Even in a bureaucratic jungle like India’s, there are times when someone calls a spade a spade and gets away with it.

india Updated: Feb 05, 2008 00:17 IST

Hindustan Times

Even in a bureaucratic jungle like India’s, there are times when someone calls a spade a spade and gets away with it. The Society of Defence Technologists (SODET) seems to have done just that by voicing its support for the militarisation of space. The SODET, which comprises defence PSUs like Hindustan Aeronautics Limited and Bharat Electronics Limited, falls under the Ministry of Defence and its opinions are not supposed to contradict the establishment. New Delhi has steadfastly supported preserving outer space as ‘a sanctuary from weapons’, and India’s space programme is focused largely on the scientific and commercial uses of space.

Nevertheless, as the SODET pointed out, the time may have come to be more pragmatic about this approach. Military planners seek the high ground — be it a hill, a balloon, an observation aircraft, or air superiority — to provide them with a decisive advantage. And space being the ‘ultimate high ground’, it is naturally the most attractive option. China’s recent test of an anti-satellite ballistic missile that destroyed a weather satellite makes it imperative for India to develop its own space-based military assets. It strengthens the Indian Air Force’s case for establishing a dedicated Aerospace Command and go in for tests like using souped-up Prithvi missiles that use terminal guidance to knock down other missiles beyond the atmosphere. Civilian and military satellite systems are dual-use technologies that are little different from each other, and they could provide India with high quality military satellite intelligence. As SODET points out, such a capability could even have prevented the Kargil War, or at least “delivered firepower more accurately” to evict intruders from Kargil. In any case, it is inarguable that India’s investment in space technology is crucial to its rise as a major global power.
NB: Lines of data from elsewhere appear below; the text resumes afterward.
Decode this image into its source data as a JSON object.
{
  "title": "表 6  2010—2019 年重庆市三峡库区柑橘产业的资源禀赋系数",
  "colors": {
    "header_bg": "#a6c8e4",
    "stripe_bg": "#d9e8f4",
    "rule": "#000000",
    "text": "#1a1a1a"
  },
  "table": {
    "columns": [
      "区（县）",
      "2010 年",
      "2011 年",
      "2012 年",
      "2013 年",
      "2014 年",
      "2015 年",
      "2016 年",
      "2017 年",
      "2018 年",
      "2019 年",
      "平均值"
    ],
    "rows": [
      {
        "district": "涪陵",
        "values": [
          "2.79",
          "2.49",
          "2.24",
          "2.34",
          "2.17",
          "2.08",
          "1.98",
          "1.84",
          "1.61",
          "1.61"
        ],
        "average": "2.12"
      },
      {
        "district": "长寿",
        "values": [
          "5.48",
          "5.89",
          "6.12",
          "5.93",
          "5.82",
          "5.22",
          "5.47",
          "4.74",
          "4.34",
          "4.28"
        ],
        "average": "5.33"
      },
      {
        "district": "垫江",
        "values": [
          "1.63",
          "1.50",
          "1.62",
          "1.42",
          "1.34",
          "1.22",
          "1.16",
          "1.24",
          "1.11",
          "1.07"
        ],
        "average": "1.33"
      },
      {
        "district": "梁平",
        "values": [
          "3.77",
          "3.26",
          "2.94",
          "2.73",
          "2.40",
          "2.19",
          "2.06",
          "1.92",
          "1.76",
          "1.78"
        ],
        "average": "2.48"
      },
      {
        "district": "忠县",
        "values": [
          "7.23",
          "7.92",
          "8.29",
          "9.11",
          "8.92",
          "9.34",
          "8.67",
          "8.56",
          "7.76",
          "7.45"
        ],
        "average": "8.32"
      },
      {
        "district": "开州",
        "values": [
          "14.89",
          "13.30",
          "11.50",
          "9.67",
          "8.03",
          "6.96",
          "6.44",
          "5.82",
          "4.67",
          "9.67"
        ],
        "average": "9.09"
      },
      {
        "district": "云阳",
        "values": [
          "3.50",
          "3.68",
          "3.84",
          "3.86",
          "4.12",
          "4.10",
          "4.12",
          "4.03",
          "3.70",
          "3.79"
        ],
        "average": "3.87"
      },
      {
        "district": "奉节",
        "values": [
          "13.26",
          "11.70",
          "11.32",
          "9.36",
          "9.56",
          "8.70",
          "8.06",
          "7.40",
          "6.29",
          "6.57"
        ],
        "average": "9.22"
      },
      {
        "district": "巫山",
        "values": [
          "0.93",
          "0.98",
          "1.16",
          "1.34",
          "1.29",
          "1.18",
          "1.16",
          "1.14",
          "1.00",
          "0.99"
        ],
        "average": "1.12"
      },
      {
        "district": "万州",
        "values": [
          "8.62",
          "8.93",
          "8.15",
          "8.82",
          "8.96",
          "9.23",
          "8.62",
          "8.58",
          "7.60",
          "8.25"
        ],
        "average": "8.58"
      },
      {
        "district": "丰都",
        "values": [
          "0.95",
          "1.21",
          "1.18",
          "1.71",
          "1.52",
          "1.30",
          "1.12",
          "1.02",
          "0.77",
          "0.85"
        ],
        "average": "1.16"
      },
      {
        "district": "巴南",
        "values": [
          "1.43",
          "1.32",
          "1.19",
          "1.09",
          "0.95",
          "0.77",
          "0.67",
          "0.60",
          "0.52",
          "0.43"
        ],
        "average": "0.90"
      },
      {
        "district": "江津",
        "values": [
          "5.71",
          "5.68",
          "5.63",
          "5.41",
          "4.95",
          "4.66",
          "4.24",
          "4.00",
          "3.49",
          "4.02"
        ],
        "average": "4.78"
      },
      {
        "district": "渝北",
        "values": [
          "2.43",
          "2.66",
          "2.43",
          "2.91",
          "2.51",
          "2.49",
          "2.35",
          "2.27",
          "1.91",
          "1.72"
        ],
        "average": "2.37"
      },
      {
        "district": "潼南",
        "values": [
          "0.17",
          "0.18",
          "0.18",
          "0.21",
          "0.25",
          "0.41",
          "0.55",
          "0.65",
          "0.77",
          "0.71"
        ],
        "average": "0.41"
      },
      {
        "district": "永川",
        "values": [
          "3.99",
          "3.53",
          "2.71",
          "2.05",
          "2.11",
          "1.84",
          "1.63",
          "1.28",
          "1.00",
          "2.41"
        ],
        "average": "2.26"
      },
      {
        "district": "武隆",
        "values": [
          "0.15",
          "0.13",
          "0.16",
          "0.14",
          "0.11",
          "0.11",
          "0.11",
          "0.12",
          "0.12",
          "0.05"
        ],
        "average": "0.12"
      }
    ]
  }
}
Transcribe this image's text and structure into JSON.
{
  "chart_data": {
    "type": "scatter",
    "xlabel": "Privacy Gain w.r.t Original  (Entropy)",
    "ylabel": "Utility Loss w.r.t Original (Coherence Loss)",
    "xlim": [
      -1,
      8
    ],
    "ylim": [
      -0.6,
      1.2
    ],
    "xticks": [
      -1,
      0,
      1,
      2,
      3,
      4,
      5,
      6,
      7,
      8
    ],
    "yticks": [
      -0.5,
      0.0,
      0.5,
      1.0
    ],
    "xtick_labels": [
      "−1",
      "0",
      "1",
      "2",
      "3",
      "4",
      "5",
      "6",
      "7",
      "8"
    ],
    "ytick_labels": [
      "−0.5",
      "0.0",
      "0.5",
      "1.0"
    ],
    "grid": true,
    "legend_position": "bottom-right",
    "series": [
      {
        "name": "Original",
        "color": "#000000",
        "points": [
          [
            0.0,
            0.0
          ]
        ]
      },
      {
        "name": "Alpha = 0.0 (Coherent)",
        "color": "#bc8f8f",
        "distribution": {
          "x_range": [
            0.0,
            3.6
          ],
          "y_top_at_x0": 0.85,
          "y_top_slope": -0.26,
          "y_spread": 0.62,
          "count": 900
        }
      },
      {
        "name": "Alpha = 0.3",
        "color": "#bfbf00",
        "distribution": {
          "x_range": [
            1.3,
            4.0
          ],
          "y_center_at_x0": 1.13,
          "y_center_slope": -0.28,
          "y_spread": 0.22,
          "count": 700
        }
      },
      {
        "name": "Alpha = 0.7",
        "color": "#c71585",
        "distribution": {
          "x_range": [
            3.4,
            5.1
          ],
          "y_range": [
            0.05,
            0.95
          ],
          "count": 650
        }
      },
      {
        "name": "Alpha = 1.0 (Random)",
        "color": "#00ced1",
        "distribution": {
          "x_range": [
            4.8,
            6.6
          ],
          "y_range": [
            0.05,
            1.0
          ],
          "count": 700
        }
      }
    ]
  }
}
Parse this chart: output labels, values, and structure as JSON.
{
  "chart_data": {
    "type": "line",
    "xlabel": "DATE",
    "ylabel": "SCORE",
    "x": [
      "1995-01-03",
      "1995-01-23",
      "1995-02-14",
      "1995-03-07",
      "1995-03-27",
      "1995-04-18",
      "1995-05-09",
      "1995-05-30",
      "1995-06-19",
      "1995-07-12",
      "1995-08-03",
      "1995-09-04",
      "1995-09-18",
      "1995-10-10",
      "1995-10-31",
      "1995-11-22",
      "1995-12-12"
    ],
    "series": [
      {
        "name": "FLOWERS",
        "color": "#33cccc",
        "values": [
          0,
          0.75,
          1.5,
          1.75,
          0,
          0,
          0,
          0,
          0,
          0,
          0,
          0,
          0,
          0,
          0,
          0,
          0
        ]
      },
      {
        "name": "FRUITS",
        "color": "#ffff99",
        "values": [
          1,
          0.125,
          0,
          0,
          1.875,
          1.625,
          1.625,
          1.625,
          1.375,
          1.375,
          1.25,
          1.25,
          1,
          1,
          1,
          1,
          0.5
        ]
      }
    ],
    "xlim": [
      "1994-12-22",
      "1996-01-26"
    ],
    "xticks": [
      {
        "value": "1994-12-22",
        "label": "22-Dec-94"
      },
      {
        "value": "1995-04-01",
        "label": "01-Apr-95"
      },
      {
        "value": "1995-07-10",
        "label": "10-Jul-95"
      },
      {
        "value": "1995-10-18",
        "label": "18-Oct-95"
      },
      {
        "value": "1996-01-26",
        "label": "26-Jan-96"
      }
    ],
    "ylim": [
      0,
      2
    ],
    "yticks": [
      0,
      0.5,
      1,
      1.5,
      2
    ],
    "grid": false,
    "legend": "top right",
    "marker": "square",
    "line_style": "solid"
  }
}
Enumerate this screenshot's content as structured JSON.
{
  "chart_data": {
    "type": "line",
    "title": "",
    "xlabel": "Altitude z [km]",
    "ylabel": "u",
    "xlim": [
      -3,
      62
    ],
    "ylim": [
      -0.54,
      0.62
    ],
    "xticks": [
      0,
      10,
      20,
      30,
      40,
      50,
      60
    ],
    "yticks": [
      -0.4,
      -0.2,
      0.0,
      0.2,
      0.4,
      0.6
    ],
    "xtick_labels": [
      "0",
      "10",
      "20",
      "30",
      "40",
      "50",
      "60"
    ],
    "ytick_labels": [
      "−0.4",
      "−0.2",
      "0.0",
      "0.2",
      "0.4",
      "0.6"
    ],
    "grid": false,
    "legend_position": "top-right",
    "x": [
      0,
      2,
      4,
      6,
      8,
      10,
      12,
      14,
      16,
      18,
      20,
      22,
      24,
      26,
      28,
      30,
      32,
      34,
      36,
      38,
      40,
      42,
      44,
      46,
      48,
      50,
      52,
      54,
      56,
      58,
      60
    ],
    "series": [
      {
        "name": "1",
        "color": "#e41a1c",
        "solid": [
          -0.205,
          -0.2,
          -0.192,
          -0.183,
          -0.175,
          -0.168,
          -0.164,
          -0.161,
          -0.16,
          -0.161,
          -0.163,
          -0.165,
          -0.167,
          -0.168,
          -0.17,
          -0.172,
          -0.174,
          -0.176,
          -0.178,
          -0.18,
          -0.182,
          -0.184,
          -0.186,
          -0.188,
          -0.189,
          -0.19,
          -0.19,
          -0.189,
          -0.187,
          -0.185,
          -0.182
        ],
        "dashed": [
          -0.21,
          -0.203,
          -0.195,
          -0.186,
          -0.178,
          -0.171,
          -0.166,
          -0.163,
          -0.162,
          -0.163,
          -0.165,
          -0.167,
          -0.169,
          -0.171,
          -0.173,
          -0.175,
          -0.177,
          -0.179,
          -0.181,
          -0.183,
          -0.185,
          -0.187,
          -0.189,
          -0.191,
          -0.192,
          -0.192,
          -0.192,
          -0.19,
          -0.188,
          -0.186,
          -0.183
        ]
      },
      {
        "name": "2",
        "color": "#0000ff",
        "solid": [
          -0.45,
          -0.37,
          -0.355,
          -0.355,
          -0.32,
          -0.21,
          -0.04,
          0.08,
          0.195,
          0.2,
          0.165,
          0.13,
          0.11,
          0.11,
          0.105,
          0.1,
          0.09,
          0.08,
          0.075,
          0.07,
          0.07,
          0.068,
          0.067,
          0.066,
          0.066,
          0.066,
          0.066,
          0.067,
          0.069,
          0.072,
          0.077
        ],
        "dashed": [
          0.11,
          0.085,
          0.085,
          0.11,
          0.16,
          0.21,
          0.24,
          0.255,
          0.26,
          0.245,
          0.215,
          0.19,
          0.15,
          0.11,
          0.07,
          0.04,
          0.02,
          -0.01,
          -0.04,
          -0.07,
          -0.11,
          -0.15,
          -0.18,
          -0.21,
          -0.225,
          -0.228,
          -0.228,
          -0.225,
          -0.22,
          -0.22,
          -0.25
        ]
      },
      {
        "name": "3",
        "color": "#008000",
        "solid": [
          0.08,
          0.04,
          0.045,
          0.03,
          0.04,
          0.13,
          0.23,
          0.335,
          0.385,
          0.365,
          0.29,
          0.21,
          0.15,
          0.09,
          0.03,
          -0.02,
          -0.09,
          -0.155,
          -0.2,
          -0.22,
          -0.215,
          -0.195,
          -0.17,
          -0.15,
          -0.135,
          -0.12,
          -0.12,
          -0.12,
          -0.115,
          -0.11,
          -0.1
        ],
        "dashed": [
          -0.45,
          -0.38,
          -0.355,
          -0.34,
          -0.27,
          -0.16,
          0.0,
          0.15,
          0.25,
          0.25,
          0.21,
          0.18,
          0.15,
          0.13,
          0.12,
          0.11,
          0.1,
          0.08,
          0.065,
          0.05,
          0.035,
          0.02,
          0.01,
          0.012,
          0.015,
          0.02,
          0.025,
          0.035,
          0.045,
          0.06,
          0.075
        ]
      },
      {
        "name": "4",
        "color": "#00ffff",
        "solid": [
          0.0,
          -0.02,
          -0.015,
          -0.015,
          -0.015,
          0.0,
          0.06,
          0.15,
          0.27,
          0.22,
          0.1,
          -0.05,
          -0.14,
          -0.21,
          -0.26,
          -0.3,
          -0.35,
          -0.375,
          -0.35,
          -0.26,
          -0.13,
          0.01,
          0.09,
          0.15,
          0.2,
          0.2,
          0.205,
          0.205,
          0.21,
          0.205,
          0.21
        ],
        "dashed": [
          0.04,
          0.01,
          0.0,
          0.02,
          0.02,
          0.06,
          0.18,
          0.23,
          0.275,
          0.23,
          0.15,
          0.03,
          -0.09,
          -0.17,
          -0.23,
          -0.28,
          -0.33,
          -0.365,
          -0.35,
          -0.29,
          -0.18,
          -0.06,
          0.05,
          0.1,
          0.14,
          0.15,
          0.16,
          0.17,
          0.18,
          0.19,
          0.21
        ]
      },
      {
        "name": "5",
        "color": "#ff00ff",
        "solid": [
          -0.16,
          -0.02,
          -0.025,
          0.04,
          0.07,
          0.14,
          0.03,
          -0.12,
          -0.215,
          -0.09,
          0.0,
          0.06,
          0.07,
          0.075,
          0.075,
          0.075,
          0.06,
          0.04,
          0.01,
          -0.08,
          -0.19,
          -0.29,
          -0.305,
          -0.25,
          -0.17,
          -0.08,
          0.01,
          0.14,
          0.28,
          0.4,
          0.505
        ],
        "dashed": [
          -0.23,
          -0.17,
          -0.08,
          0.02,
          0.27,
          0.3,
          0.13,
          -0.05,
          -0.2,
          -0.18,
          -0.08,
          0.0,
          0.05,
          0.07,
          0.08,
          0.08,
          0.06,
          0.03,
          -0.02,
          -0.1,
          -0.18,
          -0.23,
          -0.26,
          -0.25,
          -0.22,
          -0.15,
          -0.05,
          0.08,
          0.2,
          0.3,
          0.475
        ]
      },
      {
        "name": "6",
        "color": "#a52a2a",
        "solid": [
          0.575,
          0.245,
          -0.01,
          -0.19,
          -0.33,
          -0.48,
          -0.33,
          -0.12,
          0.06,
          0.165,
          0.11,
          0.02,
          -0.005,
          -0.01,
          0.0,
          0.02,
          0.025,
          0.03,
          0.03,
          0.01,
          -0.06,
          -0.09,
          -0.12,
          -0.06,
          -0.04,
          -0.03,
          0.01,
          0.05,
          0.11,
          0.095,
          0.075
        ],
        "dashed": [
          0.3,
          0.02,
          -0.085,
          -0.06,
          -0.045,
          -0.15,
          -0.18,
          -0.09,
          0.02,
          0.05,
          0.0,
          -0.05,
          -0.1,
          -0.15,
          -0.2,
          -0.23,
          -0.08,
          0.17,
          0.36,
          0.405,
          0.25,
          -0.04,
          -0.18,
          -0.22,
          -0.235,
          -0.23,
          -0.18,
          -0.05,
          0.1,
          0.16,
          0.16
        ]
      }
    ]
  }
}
The sooner New Delhi acknowledges this and ensures the country’s effort is geared towards penetrating a global — rather than a regional — market, the better it can hope to match the US, Chinese, Russian, and European space assets. As for averting a space-based arms race, it’d be naïve to expect any state to eschew the ultimate high ground advantage when global disarmament on the planet itself remains a pipedream.